Political ructions caused Maran to be removed as telecom minister, and the post went to A. Raja, who promptly got Sarma back into telecom, this time as member of the Telecom Disputes Settlement and Appellate Tribunal. The tribunal was set up to hear and settle appeals against TRAI orders, as well as settle disputes between telecom operators, customers, etc. (Insiders, somewhat cynically, say Raja brought Sarma back to telecom because the bureaucrat was seen as anti-Maran.)

Asked if he wanted to get back to telecom after the Maran episode, Sarma says he never sought any particular appointment, and adds that he was not even empanelled to become a secretary in any ministry. The biggest surprise for Sarma (and the industry) was his appointment as TRAI chairman. His name was not on the list, as he had not applied for the job. “I got a call from the search and selection committee to come for an interview, which again was being done for the first time. There were five or six other candidates. It was the second interview of my life for a job after the civil services,” he says.

Meanwhile, a Citigroup Global Markets report says further regulatory shocks are unlikely. But telecom operators say this is not really a silver lining, as they are still struggling after the tariff war caused by the entry of new operators two years ago. If they accept the high reserve prices and refarming, their businesses will become unviable at least in the short term, as they have to take on more debt to replan their networks.

“The maturity of the sector needs to be given due recognition. TRAI and DoT must realise that policies can no longer be made by issuing diktats,” says Kunal Bajaj, former partner at telecom consultancy Analysys Mason. “There is always scope for negotiation, and solutions can be found by discussing across the table,” adds Manoj Kumar, managing partner, Hammurabi & Solomon, a New Delhi-based law firm.

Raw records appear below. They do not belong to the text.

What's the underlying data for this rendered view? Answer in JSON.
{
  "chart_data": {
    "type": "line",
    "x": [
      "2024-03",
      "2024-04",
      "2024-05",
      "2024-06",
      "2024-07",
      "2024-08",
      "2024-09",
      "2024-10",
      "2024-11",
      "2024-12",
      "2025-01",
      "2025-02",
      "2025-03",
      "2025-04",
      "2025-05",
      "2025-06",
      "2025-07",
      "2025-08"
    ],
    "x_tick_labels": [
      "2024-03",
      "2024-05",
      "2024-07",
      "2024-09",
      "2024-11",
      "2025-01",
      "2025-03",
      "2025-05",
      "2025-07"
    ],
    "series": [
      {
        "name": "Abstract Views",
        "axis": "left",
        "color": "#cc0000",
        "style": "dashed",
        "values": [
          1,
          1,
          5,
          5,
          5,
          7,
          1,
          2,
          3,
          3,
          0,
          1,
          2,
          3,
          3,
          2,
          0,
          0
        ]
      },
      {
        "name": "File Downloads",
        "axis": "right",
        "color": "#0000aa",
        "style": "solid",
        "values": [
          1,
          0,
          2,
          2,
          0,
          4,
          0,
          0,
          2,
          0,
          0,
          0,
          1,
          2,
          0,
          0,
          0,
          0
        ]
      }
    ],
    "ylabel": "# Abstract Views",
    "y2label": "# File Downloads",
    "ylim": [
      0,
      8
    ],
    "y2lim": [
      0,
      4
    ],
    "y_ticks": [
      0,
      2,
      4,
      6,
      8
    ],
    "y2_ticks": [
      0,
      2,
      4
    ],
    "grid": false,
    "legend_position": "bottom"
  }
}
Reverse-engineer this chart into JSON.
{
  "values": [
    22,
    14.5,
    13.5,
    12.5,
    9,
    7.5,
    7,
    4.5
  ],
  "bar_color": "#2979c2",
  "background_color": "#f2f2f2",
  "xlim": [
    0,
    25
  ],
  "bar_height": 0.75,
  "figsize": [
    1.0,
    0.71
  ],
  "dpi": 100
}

There’s no decisive outcome to this battle, and the fight is raging in and out of the government’s offices. “The new TRAI chairman can come out with a suo moto recommendation to address the key pain points. This might be a face-saving measure,” says B.K. Syngal, a telecom sector veteran, and senior principal, Dua Consulting.

Even as we go to press, there are meetings being held and more clarifications sought. But Sarma is unaffected by the strife. He’s packing his bags and heading for his home in Hyderabad. He’s done his job, he says. It is now up to the industry and government to arrive at a compromise.